Publication year - 2021
Publication title -
development policy review
Language(s) - English
Resource type - Journals
SCImago Journal Rank - 0.671
H-Index - 61
eISSN - 1467-7679
pISSN - 0950-6764
DOI - 10.1111/dpr.12483
Subject(s) - productivity , endogeneity , agricultural productivity , subsidy , agriculture , panel data , livelihood , agricultural economics , economics , business , economic growth , geography , econometrics , market economy , archaeology
Motivation Farmer input support programmes (FISPs) have been implemented in sub‐Saharan Africa (SSA) since the 1970s in order to improve agricultural productivity and production. Whether FISPs are effective is much debated in the region.
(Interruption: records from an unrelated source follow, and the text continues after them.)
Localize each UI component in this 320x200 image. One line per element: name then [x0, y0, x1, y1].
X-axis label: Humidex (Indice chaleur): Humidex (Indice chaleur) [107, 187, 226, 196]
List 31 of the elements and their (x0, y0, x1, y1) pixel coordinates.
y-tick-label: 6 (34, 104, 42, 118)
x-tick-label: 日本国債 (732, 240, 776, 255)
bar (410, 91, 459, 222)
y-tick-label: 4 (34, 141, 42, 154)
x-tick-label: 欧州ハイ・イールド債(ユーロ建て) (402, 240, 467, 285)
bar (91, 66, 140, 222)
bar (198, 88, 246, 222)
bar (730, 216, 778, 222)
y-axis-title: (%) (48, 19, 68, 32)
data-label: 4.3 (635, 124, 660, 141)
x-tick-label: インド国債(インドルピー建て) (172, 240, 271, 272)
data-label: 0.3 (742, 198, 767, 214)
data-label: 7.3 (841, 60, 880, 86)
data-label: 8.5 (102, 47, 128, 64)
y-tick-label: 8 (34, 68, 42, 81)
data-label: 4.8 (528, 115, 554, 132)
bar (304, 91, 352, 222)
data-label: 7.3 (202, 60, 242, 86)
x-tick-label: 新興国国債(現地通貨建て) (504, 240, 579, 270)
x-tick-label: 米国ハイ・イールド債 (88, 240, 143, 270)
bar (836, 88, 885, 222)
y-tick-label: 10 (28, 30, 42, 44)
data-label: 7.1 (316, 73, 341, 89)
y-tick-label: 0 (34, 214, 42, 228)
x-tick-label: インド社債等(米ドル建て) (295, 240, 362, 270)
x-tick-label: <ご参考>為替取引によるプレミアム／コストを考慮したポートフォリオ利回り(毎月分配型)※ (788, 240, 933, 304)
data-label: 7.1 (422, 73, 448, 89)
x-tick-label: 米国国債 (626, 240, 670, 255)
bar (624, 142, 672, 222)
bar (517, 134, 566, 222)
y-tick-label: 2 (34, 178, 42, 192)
This article assesses whether FISPs can reduce gendered productivity gaps in agriculture, which in theory they should, by improving access to productive inputs for all farmers. Purpose Because FISPs improve access to productive inputs for women as well as men, this article asks whether subsidy programmes can reduce the gendered productivity gaps in agriculture. We assess the direct impacts of accessing FISP on maize productivity and whether these impacts are heterogeneous between women‐ and men‐managed plots. Approach and methods We combine the control function and the correlated random approaches to control for the endogeneity of access to FISPs and unobserved heterogeneity, and use the two‐wave panel of the Rural Agricultural Livelihoods Survey data collected in 2012 and 2015 in Zambia. The analysis is done at the level of farm plots. Findings Access to FISPs does not disproportionately raise maize productivity for women‐managed plots. This implies that a FISP alone is insufficient to address the gendered productivity gaps in agriculture. On average, FISPs were associated with average yield gains between 35 and 105 kg/ha in our sample, with larger gains for men‐managed subsamples. However, the use of fertilizers at these low rates of return is unlikely to be profitable for smallholder farmers. Policy implications Given that FISPs are likely to remain an important part of agricultural development policies in the region, there are reasons to believe they may have a role to play in reducing gendered gaps. However, reducing gendered productivity gaps in agriculture requires other non‐input factors that constrain women’s access to productive resources such as insecure land tenure and factors that limit the responsiveness of soils to fertilizer use among smallholder farmers to be addressed concomitantly.